Codifying the Rule of Two and Recalibrating Defense Acquisition: Congressional Reform in Motion

In a recent Federal News Network discussion, Terry Gerton interviewed Emily Murphy, Senior Fellow at George Mason University’s Baroni Center for Government Contracting and former Administrator of the General Services Administration, concerning pending legislative developments in federal procurement. Their exchange usefully frames two related but distinct currents in contemporary acquisition reform: the effort to preserve small business competition through statutory codification of the “rule of two,” and the continuing congressional effort to accelerate Department of Defense procurement through changes to thresholds, contracting systems, workforce policy, and commercial acquisition practices.

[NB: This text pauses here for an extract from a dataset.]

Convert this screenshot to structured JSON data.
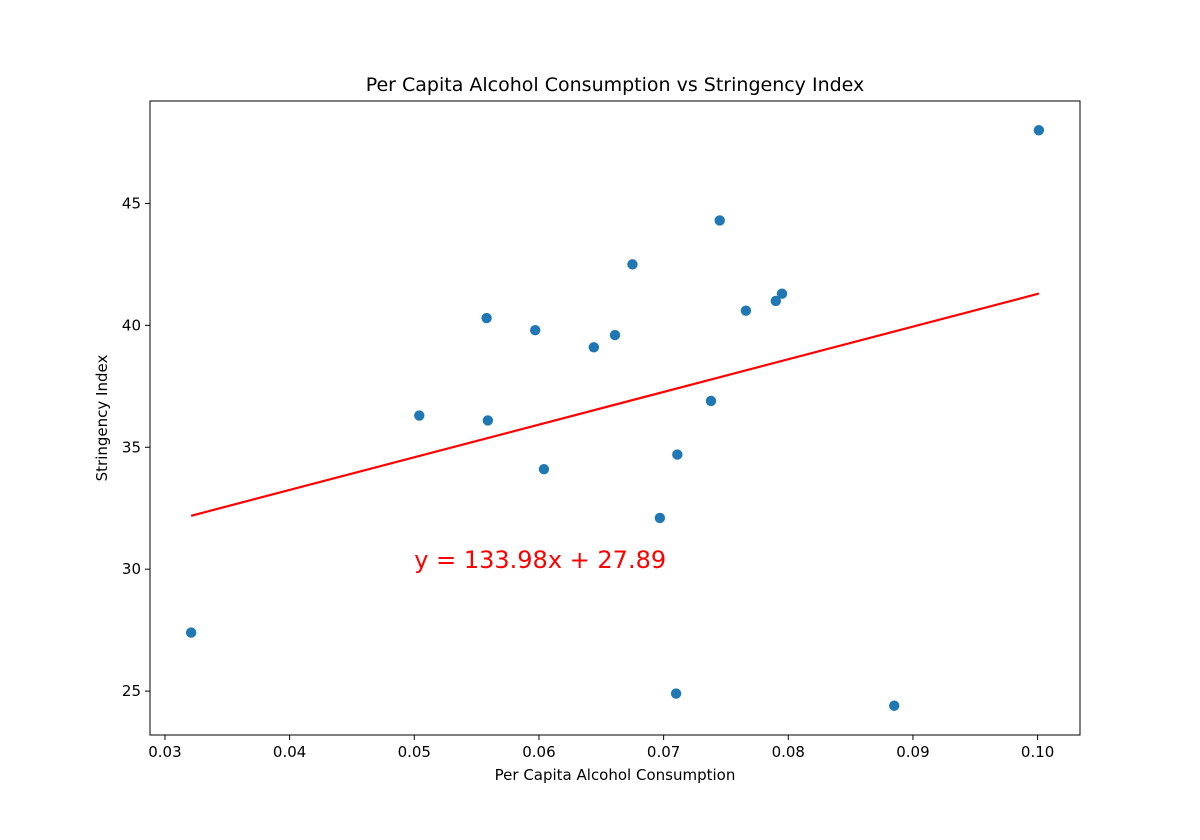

The proposed Protecting Small Business Competitions Act of 2025, H.R. 2804, reflects congressional concern that small business protections embedded in regulation may be vulnerable to administrative reinterpretation. As Murphy explains, the rule of two requires a set-aside where at least two responsible small businesses are expected to compete at fair and reasonable prices. Although this rule has long functioned as a central feature of small business procurement policy, it is regulatory in origin and derives from broader statutory authority in Section 15 of the Small Business Act. Codification would therefore create a firmer legal foundation and could reduce the ability of future administrations to narrow the rule through policy guidance or regulatory discretion.

The most significant issue is not merely whether the rule of two survives, but how far it reaches. As introduced, the legislation would have applied to task and delivery orders above the simplified acquisition threshold. As marked up, however, the provision appears to preserve application to contracts while leaving greater flexibility for task order competitions. That distinction matters. Modern procurement increasingly relies on multiple-award vehicles, schedules, and indefinite-delivery contracts, where agencies often compete work at the order level. If the statutory rule applies only to contracts, its practical effect may be narrower than small business advocates originally sought. At the same time, preserving agency discretion at the task order level may reflect the operational reality that ordering processes are designed for speed, flexibility, and mission responsiveness.

Murphy also notes that codification may create new protest opportunities. Once a procurement rule receives a statutory anchor, disappointed offerors may have a stronger basis to challenge agency decisions not to set aside requirements. The analogy to Kingdomware is instructive, although not identical. Statutory language can alter the balance between agency discretion and enforceable procurement preference. Contractors should therefore monitor not only the bill’s passage, but also its precise wording.

The discussion then turns to the National Defense Authorization Act and broader acquisition reform. Murphy identifies several recurring themes: increased acquisition thresholds, faster threshold reviews, Department-wide contract writing reform, scrutiny of defense audit functions, refined use of other transaction authorities, limits on lowest-price technically acceptable procurement, and renewed focus on the acquisition workforce. Particularly notable is the proposal to support consumption-based purchasing for IT, cloud, and artificial intelligence services. This approach would better align federal buying with commercial practice, while requiring safeguards against Anti-Deficiency Act risk.

Together, these reforms suggest that Congress is pursuing a dual agenda: protecting competition where statutory priorities are implicated, while accelerating procurement where mission needs demand flexibility. The unresolved tension is whether Congress will truly delegate judgment to agencies when local, political, or industrial-base interests are affected. That tension is not new, but it remains central to federal acquisition reform.

Disclaimer:
This post is for general informational purposes only and does not constitute legal advice. Contractors should consult qualified counsel regarding the application of procurement statutes, regulations, and solicitation-specific requirements to particular facts.